Pub Date: June 16th, 1997
ISBN: 0-671-55707-6
Publisher: Pocket

Mercer's second Ariel Gold thriller has a fetching cast and an ingenious plot device. True tension is the only missing element in this promising series. In Fast Forward (1995), Ariel Gold lost her memory in a Los Angeles explosion that coincidentally killed her twin sister Jane— a sister Ariel didn't know she had. While coping with her amnesia, Ariel, who was raised separately from Jane by unloving adoptive parents, mysteriously became transformed into the person she might have been had she been raised in a good home. She lost 30 pounds, did better at her job as a producer for an investigative TV show called Open File, started using makeup, and became outgoing and confident.

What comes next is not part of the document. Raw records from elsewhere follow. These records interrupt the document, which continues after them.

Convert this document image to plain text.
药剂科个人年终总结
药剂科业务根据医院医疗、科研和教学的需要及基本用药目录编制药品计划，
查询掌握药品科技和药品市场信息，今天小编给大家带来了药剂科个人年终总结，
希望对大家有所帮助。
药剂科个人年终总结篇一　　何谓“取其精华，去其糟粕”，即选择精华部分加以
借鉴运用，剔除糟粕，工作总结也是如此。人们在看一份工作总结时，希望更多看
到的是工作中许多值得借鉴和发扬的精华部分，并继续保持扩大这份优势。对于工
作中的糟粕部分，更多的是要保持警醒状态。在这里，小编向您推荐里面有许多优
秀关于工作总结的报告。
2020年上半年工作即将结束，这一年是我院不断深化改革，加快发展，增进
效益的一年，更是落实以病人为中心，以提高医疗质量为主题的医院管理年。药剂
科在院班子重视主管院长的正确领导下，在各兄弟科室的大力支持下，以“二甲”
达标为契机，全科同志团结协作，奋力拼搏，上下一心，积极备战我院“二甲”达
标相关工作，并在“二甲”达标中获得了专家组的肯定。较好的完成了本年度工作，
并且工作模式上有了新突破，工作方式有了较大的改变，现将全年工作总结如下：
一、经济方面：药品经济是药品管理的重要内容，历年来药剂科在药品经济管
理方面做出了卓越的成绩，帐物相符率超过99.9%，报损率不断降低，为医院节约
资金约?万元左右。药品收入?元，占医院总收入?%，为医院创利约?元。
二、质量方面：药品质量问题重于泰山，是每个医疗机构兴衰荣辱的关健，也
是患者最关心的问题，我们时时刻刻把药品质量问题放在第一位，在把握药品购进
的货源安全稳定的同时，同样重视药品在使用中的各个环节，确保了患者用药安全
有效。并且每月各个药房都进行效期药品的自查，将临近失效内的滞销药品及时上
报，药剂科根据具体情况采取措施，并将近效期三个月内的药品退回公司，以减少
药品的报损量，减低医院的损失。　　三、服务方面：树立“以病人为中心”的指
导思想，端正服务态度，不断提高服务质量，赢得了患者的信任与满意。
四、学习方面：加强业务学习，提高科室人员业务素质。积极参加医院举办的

So changed did she become in fact that her thrice- divorced boss, Henry Heller, who had never given her a second glance, is now in love with her; and her new-found grandfather, a wealthy southerner, is showering her with attention. This second installment begins near his house on Kiawah Island in South Carolina, where Ariel meets John William Barron, an old friend of Jane's, who is discovered the following day dead of carbon-monoxide poisoning in what is supposedly a suicide. Because of John William's connection to her sister, Ariel investigates the mysterious circumstances of his death and the gothic goings-on of his scandal-ridden Charleston family (his father was also supposedly a suicide), while on the other coast Henry takes care of her dogs and conducts his own inquiries into the disappearance of a computer genius, the founder of MicroStar. The dual mysteries, solved in interweaving chapters, work against the build-up of suspense in either one, and an attempt to bring an L.A. villain to South Carolina never becomes integrated into the story. No page-turner, but Mercer nevertheless is a bright author with a fine sense of humanity and some ideas that may very well mature.